France trims graft charges against associate of ex-Malaysia PM Najib

Abdul Razak Baginda was the adviser to former Malaysian prime minister Najib Razak when the latter was the country's defence minister between 2000 and 2008. PHOTO: THE STAR

PARIS (AFP) - France has dropped some of the charges against an associate of former Malaysian prime minister Najib Razak over alleged kickbacks paid on a major submarine deal, judicial sources said on Monday (May 20).

Najib himself is currently embroiled in a massive corruption scandal involving the state economic development fund 1Malaysia Development Berhad (1MDB), where he has also been questioned on the submarine case.
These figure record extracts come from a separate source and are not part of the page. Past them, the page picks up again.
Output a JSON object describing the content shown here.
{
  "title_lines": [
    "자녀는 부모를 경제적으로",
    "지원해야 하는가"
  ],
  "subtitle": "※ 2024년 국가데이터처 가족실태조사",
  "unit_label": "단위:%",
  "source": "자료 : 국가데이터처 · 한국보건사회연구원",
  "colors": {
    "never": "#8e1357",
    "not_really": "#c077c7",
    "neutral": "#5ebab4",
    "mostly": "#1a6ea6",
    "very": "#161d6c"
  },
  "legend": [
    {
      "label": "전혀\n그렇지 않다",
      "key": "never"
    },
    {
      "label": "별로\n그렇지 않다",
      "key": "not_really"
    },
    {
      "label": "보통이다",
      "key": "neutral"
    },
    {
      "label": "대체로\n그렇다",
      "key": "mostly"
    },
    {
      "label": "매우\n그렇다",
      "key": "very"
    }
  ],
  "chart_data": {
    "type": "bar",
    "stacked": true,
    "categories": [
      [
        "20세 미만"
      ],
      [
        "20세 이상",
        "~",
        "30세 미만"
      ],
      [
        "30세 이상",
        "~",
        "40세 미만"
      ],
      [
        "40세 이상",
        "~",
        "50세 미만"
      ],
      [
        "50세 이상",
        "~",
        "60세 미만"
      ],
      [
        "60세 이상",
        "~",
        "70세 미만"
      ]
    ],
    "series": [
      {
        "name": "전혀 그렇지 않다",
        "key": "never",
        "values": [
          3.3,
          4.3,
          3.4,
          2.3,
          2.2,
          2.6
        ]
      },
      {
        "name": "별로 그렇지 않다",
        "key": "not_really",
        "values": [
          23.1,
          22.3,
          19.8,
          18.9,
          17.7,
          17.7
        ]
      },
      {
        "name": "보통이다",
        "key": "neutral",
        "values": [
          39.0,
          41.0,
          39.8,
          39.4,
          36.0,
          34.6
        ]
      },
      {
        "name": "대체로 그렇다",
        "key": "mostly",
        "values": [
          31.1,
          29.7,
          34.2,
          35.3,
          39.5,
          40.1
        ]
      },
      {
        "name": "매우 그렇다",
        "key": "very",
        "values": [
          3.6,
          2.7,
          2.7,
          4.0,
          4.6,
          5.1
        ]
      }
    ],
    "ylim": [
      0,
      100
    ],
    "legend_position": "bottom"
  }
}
The associate, Abdul Razak Baginda, advised Najib when the latter was defence minister between 2000 and 2008 on a deal worth €1 billion (S$1.53 billion) to buy two Scorpene-class submarines and one Agosta-class submarine from French naval dockyards unit DCN, linked to French defence group Thales.

An investigation into the deal launched in 2010 revealed that Terasasi, a firm whose main shareholder was Baginda, received an equivalent sum for what was billed as consultancy work.
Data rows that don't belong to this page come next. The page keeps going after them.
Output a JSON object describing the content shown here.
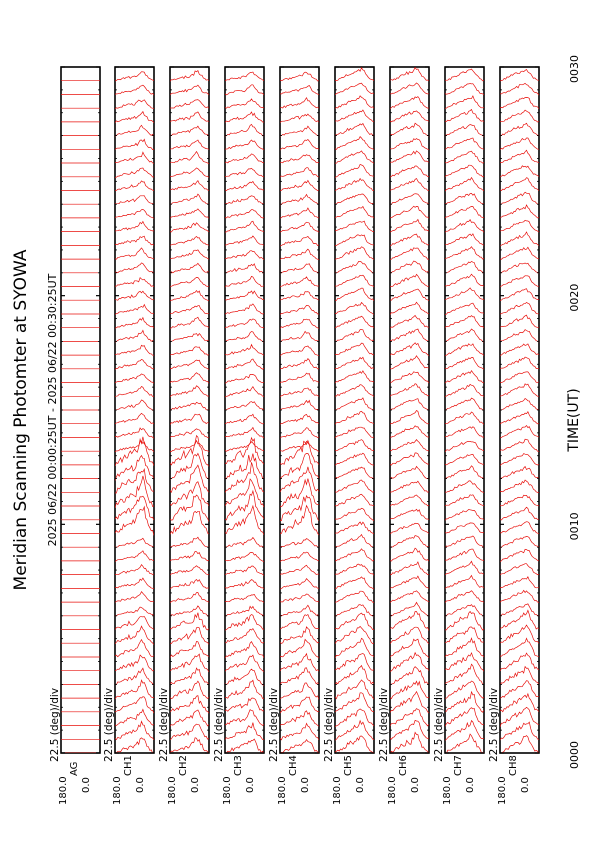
{
  "chart_data": {
    "type": "line",
    "title": "Meridian Scanning Photomter at SYOWA",
    "subtitle": "2025 06/22 00:00:25UT - 2025 06/22 00:30:25UT",
    "xlabel": "TIME(UT)",
    "x_ticks": [
      "0000",
      "0010",
      "0020",
      "0030"
    ],
    "x_range_minutes": [
      0,
      30
    ],
    "y_ticks": [
      "180.0",
      "0.0"
    ],
    "ylim": [
      0,
      180
    ],
    "scale_label": "22.5 (deg)/div",
    "series_color": "#e8100c",
    "panels": [
      {
        "channel": "AG",
        "scale": "22.5 (deg)/div",
        "ymax": "180.0",
        "ymin": "0.0",
        "pattern": "flat"
      },
      {
        "channel": "CH1",
        "scale": "22.5 (deg)/div",
        "ymax": "180.0",
        "ymin": "0.0",
        "pattern": "auroral"
      },
      {
        "channel": "CH2",
        "scale": "22.5 (deg)/div",
        "ymax": "180.0",
        "ymin": "0.0",
        "pattern": "auroral"
      },
      {
        "channel": "CH3",
        "scale": "22.5 (deg)/div",
        "ymax": "180.0",
        "ymin": "0.0",
        "pattern": "auroral"
      },
      {
        "channel": "CH4",
        "scale": "22.5 (deg)/div",
        "ymax": "180.0",
        "ymin": "0.0",
        "pattern": "auroral"
      },
      {
        "channel": "CH5",
        "scale": "22.5 (deg)/div",
        "ymax": "180.0",
        "ymin": "0.0",
        "pattern": "auroral"
      },
      {
        "channel": "CH6",
        "scale": "22.5 (deg)/div",
        "ymax": "180.0",
        "ymin": "0.0",
        "pattern": "auroral"
      },
      {
        "channel": "CH7",
        "scale": "22.5 (deg)/div",
        "ymax": "180.0",
        "ymin": "0.0",
        "pattern": "auroral"
      },
      {
        "channel": "CH8",
        "scale": "22.5 (deg)/div",
        "ymax": "180.0",
        "ymin": "0.0",
        "pattern": "auroral"
      }
    ]
  }
}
Investigators believe it was really a front for kickbacks.

Baginda was charged in France in July 2017 with "active and passive complicity in corruption" and "misappropriation of corporate assets". Judicial sources said the Paris appeal court had dropped the charges of "passive corruption" while retaining the remainder of the charge sheet.

Baginda's lawyer Caroline Toby indicated she would appeal.
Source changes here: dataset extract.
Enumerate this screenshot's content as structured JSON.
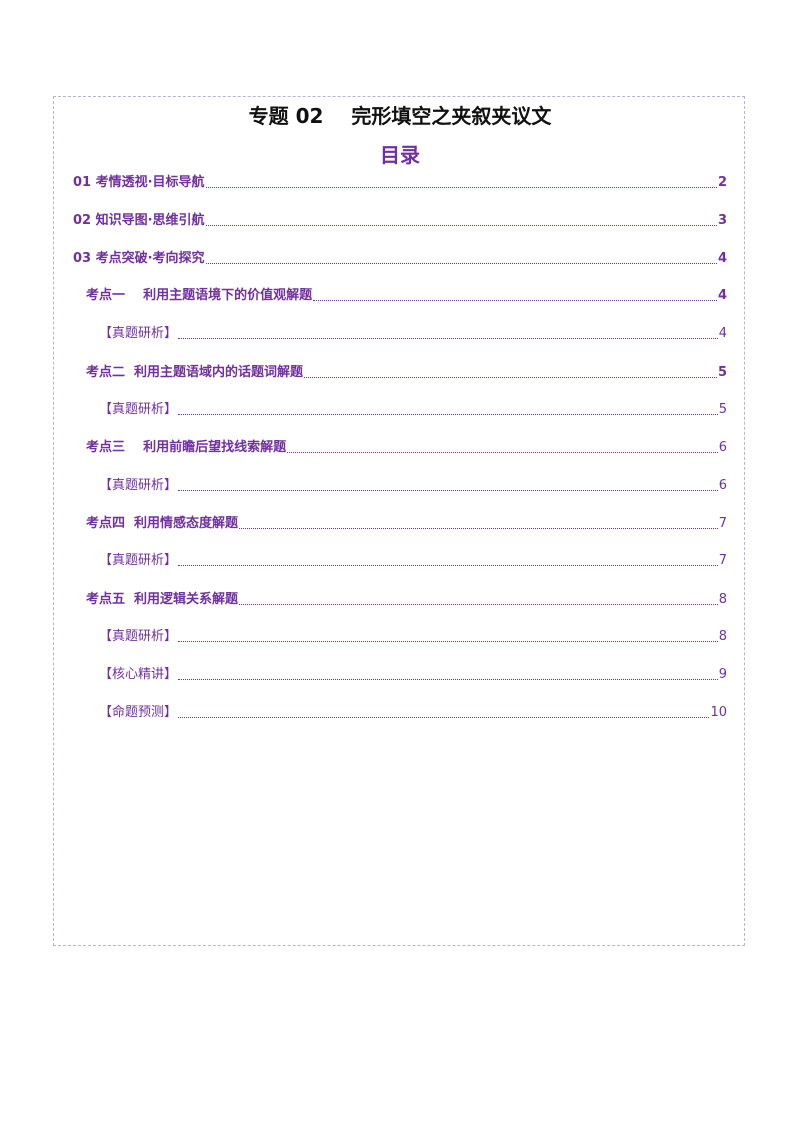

Four French defence industry executives have already been charged in the case.

They are two former chairmen of DCNI, Philippe Japiot and Dominique Castellan, and two former heads of Thales International Asia, Bernard Baiocco and Jean-Paul Perrier.

All four men deny the charges and say they did not have direct contact with Baginda.

The French investigators are also looking into allegations that €114 million was paid to a purported Malaysia-based shell company, Perimekar, as part of the deal. That company was controlled at the time by Baginda's wife.

However, that payment is likely to ultimately fall outside French jurisdiction, as it was not made to a French company.